It will be all-hands on deck for domestic violence cases on the North Shore with the launch of a new effort joining police, government and non-profit agencies to address the problem.
The North Shore Domestic Violence Unit was officially launched at Squamish Nation’s Chief Joe Mathias Centre Tuesday morning.
The new unit brings together members of the North Vancouver RCMP, West Vancouver Police Department, Squamish Nation, Hollyburn Family Services and the Ministry of Children and Family Development all into one office in West Vancouver.
The idea was first pitched by Hollyburn Family Services, which applied for and received $100,000 in funding from the province’s civil forfeiture fund. It will allow police and non-profits to work with “laser-like focus” on case co-ordination, risk assessment, offender management, safety planning and support for victims.
“Being co-located with all eyes on the file means we’re all co-ordinating our efforts … as opposed to chasing each other around the community,” said Nanette Taylor, Hollyburn’s executive director.
The new North Shore unit is the eighth domestic violence unit to be created in B.C. since 2014.
Those units have higher conviction rates and lower rates of recidivism by offenders, according to Cpl. Fred Harding, the West Vancouver Police Department’s domestic violence co-ordinator.
Incidents of domestic violence reported have been steady in recent years, with about 300 reports every year in West Vancouver, Harding said. About 140 of those are considered serious, involving an assault of some kind, and 20 are considered very serious.
“We have multiple agencies … who all sit around the table to look at how best we can serve the victims of those crimes,” Harding said, adding those cases were previously often dealt with off the side of someone’s desk.
The new domestic violence unit also brings in a justice worker from the Squamish Nation to help guide investigators on culturally appropriate responses in dealing with the perpetrators and victims, Harding said.
“What we need in communities where there is diversity is representation of that diversity on the front end, recognizing the very different issues that face those people,” he said.
While arrests and support are needed, a wider change in the culture is still required, Taylor said. Part of that is encouraging victims to come forward, something Squamish Nation member Sheryl Rivers did at the announcement.
“I’m a leader. I’m a strong courageous woman. I’m a member of the Squamish Nation,” said Rivers. But Rivers said she is also a survivor of domestic violence.
“These kinds of things take work, coming together. It takes someone like myself first hand to share my story that it’s not OK. This is not OK,” she said.
Rivers presented the unit’s leaders with a drum she made as a gift to the unit.
“I put a lot of love and energy and strength into it and I hope that it will help guide and protect future men, women or children that are going through a traumatic experience such as this,” she said.
Harding also emphasized the need for victims or their loved ones to come forward.

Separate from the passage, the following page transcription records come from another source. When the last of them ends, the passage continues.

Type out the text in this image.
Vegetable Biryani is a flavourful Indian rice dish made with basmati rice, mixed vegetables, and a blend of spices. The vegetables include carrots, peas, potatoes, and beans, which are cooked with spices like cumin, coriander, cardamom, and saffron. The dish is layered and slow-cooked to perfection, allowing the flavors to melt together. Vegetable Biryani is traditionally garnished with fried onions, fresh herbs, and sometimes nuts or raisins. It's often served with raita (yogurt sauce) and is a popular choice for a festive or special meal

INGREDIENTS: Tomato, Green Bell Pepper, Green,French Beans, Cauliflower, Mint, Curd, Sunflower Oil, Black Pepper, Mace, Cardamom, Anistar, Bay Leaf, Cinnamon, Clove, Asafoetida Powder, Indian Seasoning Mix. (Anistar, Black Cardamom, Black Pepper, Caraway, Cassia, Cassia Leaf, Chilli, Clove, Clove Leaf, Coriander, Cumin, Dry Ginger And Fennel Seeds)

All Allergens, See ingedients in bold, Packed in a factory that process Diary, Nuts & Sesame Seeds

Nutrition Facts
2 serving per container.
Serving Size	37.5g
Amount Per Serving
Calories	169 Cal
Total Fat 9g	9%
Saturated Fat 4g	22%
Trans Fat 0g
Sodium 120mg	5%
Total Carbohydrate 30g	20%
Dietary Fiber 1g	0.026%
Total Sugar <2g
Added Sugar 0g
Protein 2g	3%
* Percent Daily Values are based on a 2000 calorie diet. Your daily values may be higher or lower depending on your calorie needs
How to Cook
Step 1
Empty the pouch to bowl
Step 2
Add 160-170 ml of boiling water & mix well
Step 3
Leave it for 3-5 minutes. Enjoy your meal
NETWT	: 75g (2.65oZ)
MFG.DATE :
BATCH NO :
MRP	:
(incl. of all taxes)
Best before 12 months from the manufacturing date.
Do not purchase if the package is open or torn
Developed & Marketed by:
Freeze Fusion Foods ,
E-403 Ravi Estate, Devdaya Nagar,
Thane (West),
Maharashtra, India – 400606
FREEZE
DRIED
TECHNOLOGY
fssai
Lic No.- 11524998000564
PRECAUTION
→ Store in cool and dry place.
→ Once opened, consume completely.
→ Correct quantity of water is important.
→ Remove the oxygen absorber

An average of 14 people are killed by their intimate partners every year in B.C. A quarter of violent crimes in the province happen between spouses.
Two thirds of domestic violence cases go unreported and 20 per cent of women who are victims of assault are victimized 10 or more times, according to police.
“If you know of a person who is living in crisis, let somebody know – particularly the police department and then we’ll take it from there,” he said. “And we’ll do our damnedest not to fail anybody who comes to our attention.”